陰陽論では、自然界のあらゆるものを「陰」と「陽」の、対立する2つの要素に分けて考えます。陰と陽は相反する性質をもっていますが、一方がどちらかを打ち負かしてしまうことのないように、常にバランスをとりあっています。自然界では、夜は陰で、昼は陽、月は陰で、太陽は陽、水は陰で、火は陽とされます。また、人体では、「五臓」が陰で、「六腑」が陽、背中が陽で、おなかが陰とされます。こうした陰と陽の分類は絶対的なものではなく、比較する相手によって変化します。たとえば、背中とくらべるとおなかは陰ですが、同じおなかでも上のほうは陽で、下のほうは陰となるといった場合です。

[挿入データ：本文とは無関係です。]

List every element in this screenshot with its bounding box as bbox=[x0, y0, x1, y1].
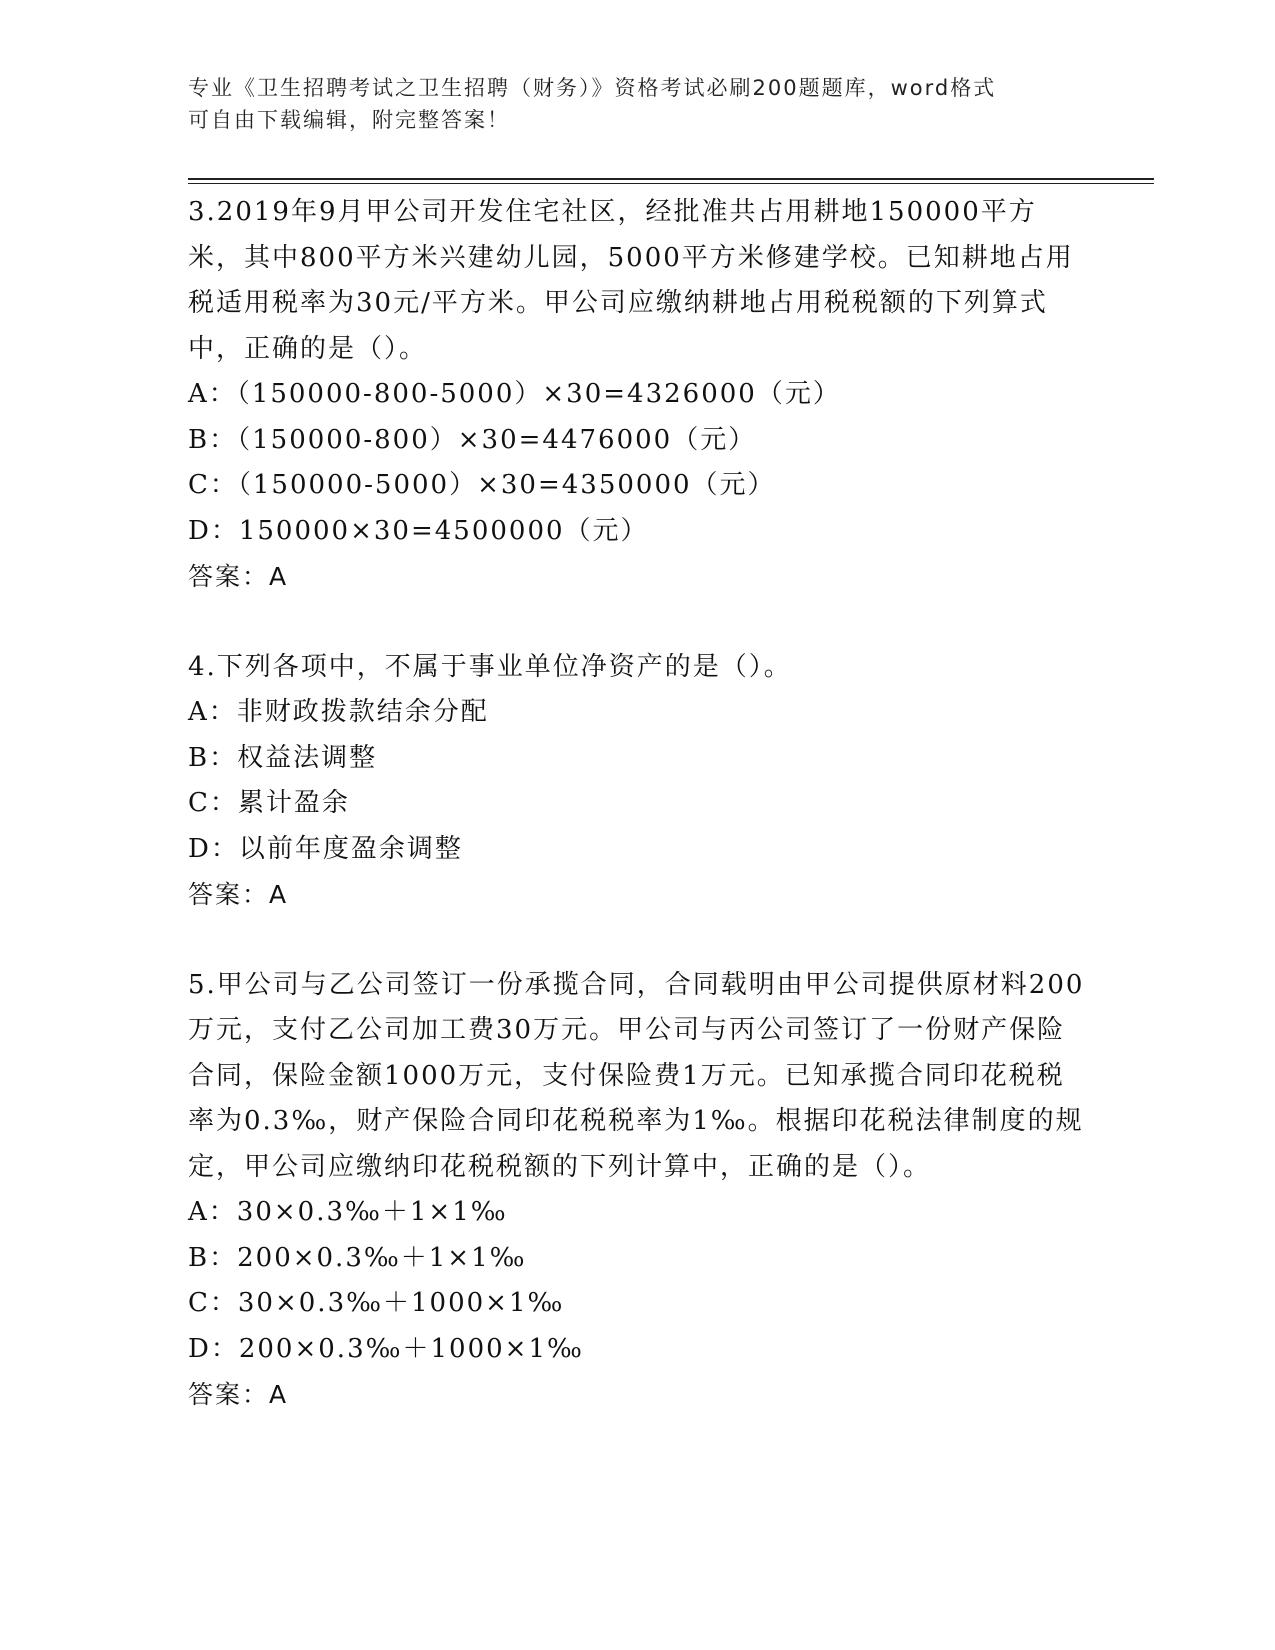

五行説では、自然界のさまざまな要素を「木」「火」「土」「金」「水」の5つの要素である「五行」に分けて考えます。これらの5つの要素には、それぞれ特徴的な性質があります。木はまっすぐ上に伸びる性質、火は燃え上がる性質、土は生み育てる性質、金は変化・収縮させる性質、水は下に流れて潤いをあたえる性質があるとされます。
それぞれの性質によって、五行は、お互いに助け合ったり、牽制し合ったりしながら、全体のバランスを保っています。五行が相互に助け合う関係を「相生」といい、牽制し合う関係を「相克」といいます。人体の「五臓」の間にも、こうした相生や相克の関係があり、五行説の考えかたは診断や治療にも生かされています。